Pressure on Portugal

"Moody’s drops debt rating for Portugal, citing risks; Says a second financial bailout may be needed" July 06, 2011|By David Jolly and Liz Alderman, New York Times

Moody’s Investors Service cut Portugal’s debt rating to junk status yesterday, ratcheting up the pressure on euro zone governments to work out a lasting solution to their financial woes....

Even though Portugal negotiated a $116 billion rescue package in May, the ratings agency cited the risk that the country would need a second bailout before it could raise funds in the bond markets again, and said that private-sector lenders would have to share the pain.
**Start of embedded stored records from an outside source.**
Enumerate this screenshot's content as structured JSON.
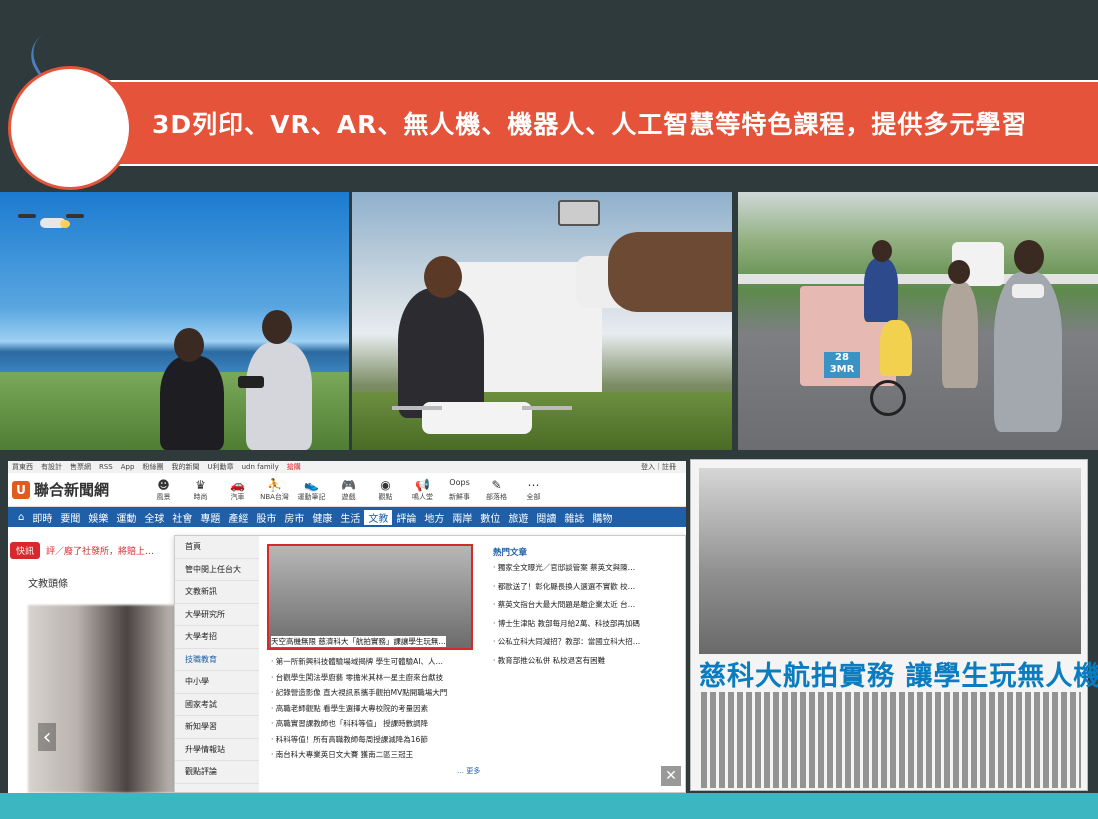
{
  "banner": {
    "title": "3D列印、VR、AR、無人機、機器人、人工智慧等特色課程，提供多元學習"
  },
  "photos": {
    "p3_sign": "28\n3MR"
  },
  "site": {
    "topstrip": [
      "買東西",
      "有設計",
      "售票網",
      "RSS",
      "App",
      "粉絲團",
      "我的新聞",
      "U利勳章",
      "udn family",
      "搶購"
    ],
    "topstrip_right": "登入｜註冊",
    "logo_letter": "U",
    "logo_text": "聯合新聞網",
    "categories": [
      {
        "icon": "☻",
        "label": "風景"
      },
      {
        "icon": "♛",
        "label": "時尚"
      },
      {
        "icon": "🚗",
        "label": "汽車"
      },
      {
        "icon": "⛹",
        "label": "NBA台灣"
      },
      {
        "icon": "👟",
        "label": "運動筆記"
      },
      {
        "icon": "🎮",
        "label": "遊戲"
      },
      {
        "icon": "◉",
        "label": "觀點"
      },
      {
        "icon": "📢",
        "label": "鳴人堂"
      },
      {
        "icon": "Oops",
        "label": "新鮮事"
      },
      {
        "icon": "✎",
        "label": "部落格"
      },
      {
        "icon": "⋯",
        "label": "全部"
      }
    ],
    "nav": [
      "即時",
      "要聞",
      "娛樂",
      "運動",
      "全球",
      "社會",
      "專題",
      "產經",
      "股市",
      "房市",
      "健康",
      "生活",
      "文教",
      "評論",
      "地方",
      "兩岸",
      "數位",
      "旅遊",
      "閱讀",
      "雜誌",
      "購物"
    ],
    "nav_active": "文教",
    "flash_tag": "快訊",
    "flash_text": "評／廢了社發所，將賠上…",
    "section_head": "文教頭條",
    "dropdown": {
      "menu": [
        "首頁",
        "管中閔上任台大",
        "文教新訊",
        "大學研究所",
        "大學考招",
        "技職教育",
        "中小學",
        "國家考試",
        "新知學習",
        "升學情報站",
        "觀點評論"
      ],
      "menu_active": "技職教育",
      "caption": "天空高機無限 慈濟科大「航拍實務」課讓學生玩無…",
      "list": [
        "第一所新興科技體驗場域揭牌 學生可體驗AI、人…",
        "台觀學生闖法學廚藝 零擔米其林一星主廚來台獻技",
        "記錄營造影像 直大視訊系攜手觀拍MV點開職場大門",
        "高職老師觀點 看學生選擇大專校院的考量因素",
        "高職實習課教師也「科科等值」 授課時數調降",
        "科科等值！所有高職教師每周授課減降為16節",
        "南台科大專業英日文大賽 獲南二區三冠王"
      ],
      "more": "… 更多",
      "hot_head": "熱門文章",
      "hot": [
        "獨家全文曝光／官邸談管案 蔡英文與陳…",
        "都歐送了！彰化縣長換人選選不實歡 校…",
        "蔡英文指台大最大問題是離企業太近 台…",
        "博士生津貼 教部每月給2萬、科技部再加碼",
        "公私立科大同減招？教部：當國立科大招…",
        "教育部推公私併 私校退宮有困難"
      ],
      "close": "✕"
    }
  },
  "paper": {
    "headline": "慈科大航拍實務  讓學生玩無人機"
  },
  "colors": {
    "banner": "#e5533a",
    "nav": "#1e5fa8",
    "headline": "#0a7cbf",
    "bottom": "#3cb6c1"
  }
}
It also warned that Portugal might fall short of the financial targets it worked out with the EU and the International Monetary Fund under the terms of its bailout, because of the “formidable challenges the country is facing in reducing spending, increasing tax compliance, achieving economic growth, and supporting the banking system.’’

The downgrade came exactly a month after a general election in Portugal in which voters unseated the Socialist government of Jose Socrates. Since then, the new center-right coalition government, led by the Social Democrats and Prime Minister Pedro Passos Coelho, have pushed ahead with austerity measures and other reforms pledged by Portugal in return for its bailout.
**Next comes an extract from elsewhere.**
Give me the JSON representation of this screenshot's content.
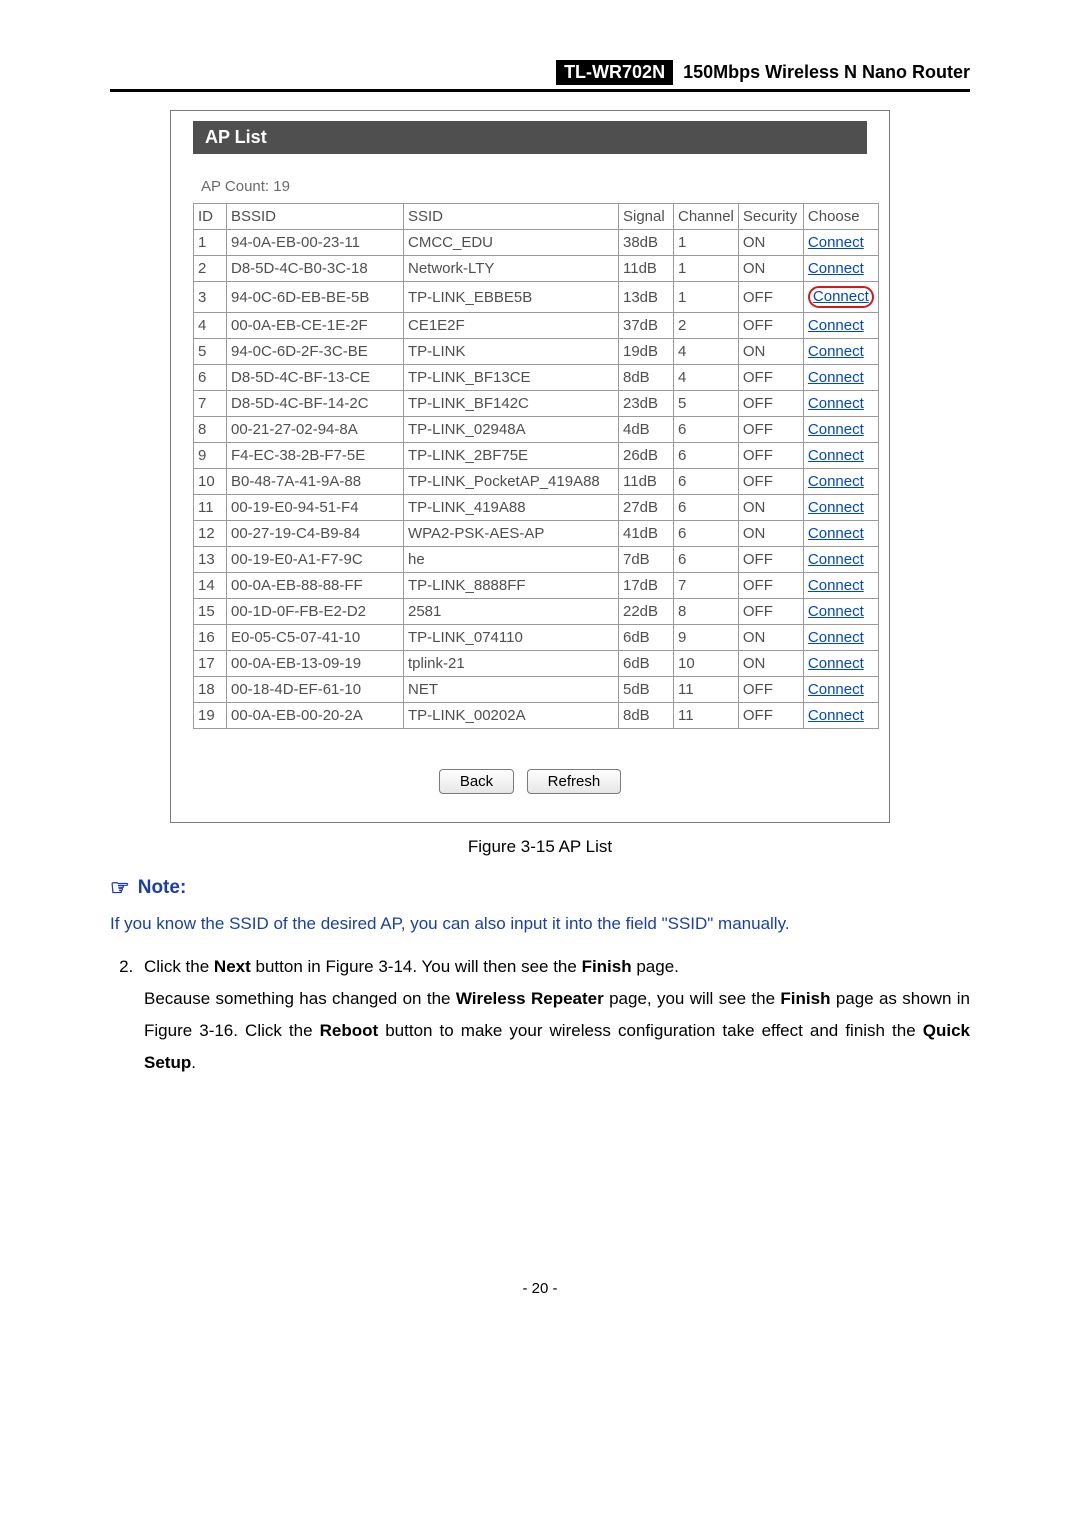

Among such austerity measures, a special tax that will amount to a 50 percent cut on the traditional Christmas bonus given to Portuguese workers....  

While the bankers make record bonuses.

The new government has also shelved several infrastructure projects, including a new high-speed train link between Lisbon and Madrid, and has pledged to speed up the privatization of state-controlled companies. Still, proposals like raising taxes will most likely yield more pain for citizens of a country whose economy is forecast to contract 2 percent this year and next.

As a practical matter, the downgrade “means that a smaller universe of investors can hold Portuguese debt on their books,’’ said Carl B. Weinberg, chief economist at High Frequency Economics in New York, referring to rules banning many investment vehicles from holding debt rated below investment grade. Portugal does not have to borrow in the markets, he noted, so the immediate damage to government finances is limited.